In this article in the Toronto Star <https://www.thestar.com/opinion/contributors/as-environment-minister-i-believed-the-oil-sands-sector-would-help-us-save-the-planet/article_7ec413be-b260-11ef-bbed-2fa94b59f4f3.html> our former environment minister, Catherine McKenna, says she was wrong to believe the oil sands would help us save the planet. These are important lessons for all of us that may now surpass the Paris aspiration goal of 1.5 degrees Celsius.
“Maybe it shouldn’t have surprised me that our industry partners were working against us from the inside. After all, oil is their business, their bottom line. It was only after I left politics that I came to understand the truth: The oil sands sector and the politicians they sponsor aren’t just greenwashing a product. They are working to brainwash Canadians into buying a version of reality that no longer exists. One where oil will forever be the hero of the Canadian economy rather than an impediment to Canada’s future prosperity in a low carbon, climate-safe world.”
What are the lessons learned? The oil and gas sector, for better or for worse, have mostly chosen business as usual, returning the vast majority of their historic profits to shareholders largely outside of Canada, rewarding their CEOs with bonuses of $10 million dollars or more, and ramping up production while increasing their emissions.

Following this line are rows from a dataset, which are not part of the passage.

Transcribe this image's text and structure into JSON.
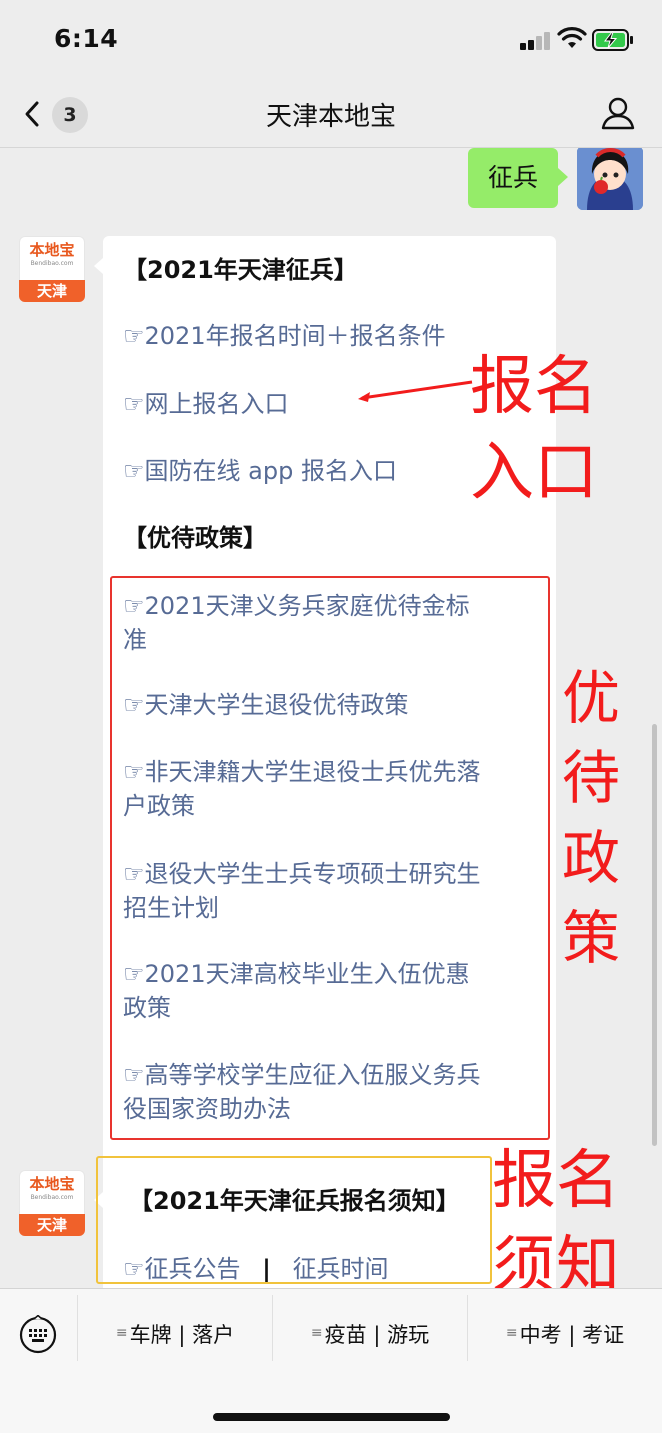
{
  "status_bar": {
    "time": "6:14"
  },
  "nav": {
    "back_count": "3",
    "title": "天津本地宝"
  },
  "bot": {
    "logo_text": "本地宝",
    "logo_url": "Bendibao.com",
    "logo_city": "天津"
  },
  "chat": {
    "user_message": "征兵",
    "msg1": {
      "heading1": "【2021年天津征兵】",
      "link1": "☞2021年报名时间＋报名条件",
      "link2": "☞网上报名入口",
      "link3": "☞国防在线 app 报名入口",
      "heading2": "【优待政策】",
      "policy1a": "☞2021天津义务兵家庭优待金标",
      "policy1b": "准",
      "policy2": "☞天津大学生退役优待政策",
      "policy3a": "☞非天津籍大学生退役士兵优先落",
      "policy3b": "户政策",
      "policy4a": "☞退役大学生士兵专项硕士研究生",
      "policy4b": "招生计划",
      "policy5a": "☞2021天津高校毕业生入伍优惠",
      "policy5b": "政策",
      "policy6a": "☞高等学校学生应征入伍服义务兵",
      "policy6b": "役国家资助办法"
    },
    "msg2": {
      "heading": "【2021年天津征兵报名须知】",
      "link_a": "☞征兵公告",
      "separator": "|",
      "link_b": "征兵时间"
    }
  },
  "annotations": {
    "a1_line1": "报名",
    "a1_line2": "入口",
    "a2_c1": "优",
    "a2_c2": "待",
    "a2_c3": "政",
    "a2_c4": "策",
    "a3_line1": "报名",
    "a3_line2": "须知",
    "color": "#f21c1c"
  },
  "bottom_menu": {
    "item1": "车牌 | 落户",
    "item2": "疫苗 | 游玩",
    "item3": "中考 | 考证"
  },
  "colors": {
    "user_bubble": "#95ec69",
    "link": "#576b95",
    "policy_box": "#e8342e",
    "notice_box": "#f1c33c"
  }
}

One of our more progressive environmental ministers, Catherine McKenna, began to have serious doubts about our conciliatory approach to the oil sands. She explains in the article that the epic fight by the Conservatives to kill carbon pricing was supported and significantly underwritten by oil and gas companies. This opposition is pure ideology.
It is amazing to me that in the sophisticated IT communications ecosystem we have, that the vested interests still have so much power to influence political leaders to stay the course, to continue in the exploitist natural resource economy that we had at the beginning of the industrial revolution—hewers of wood and drawers of water.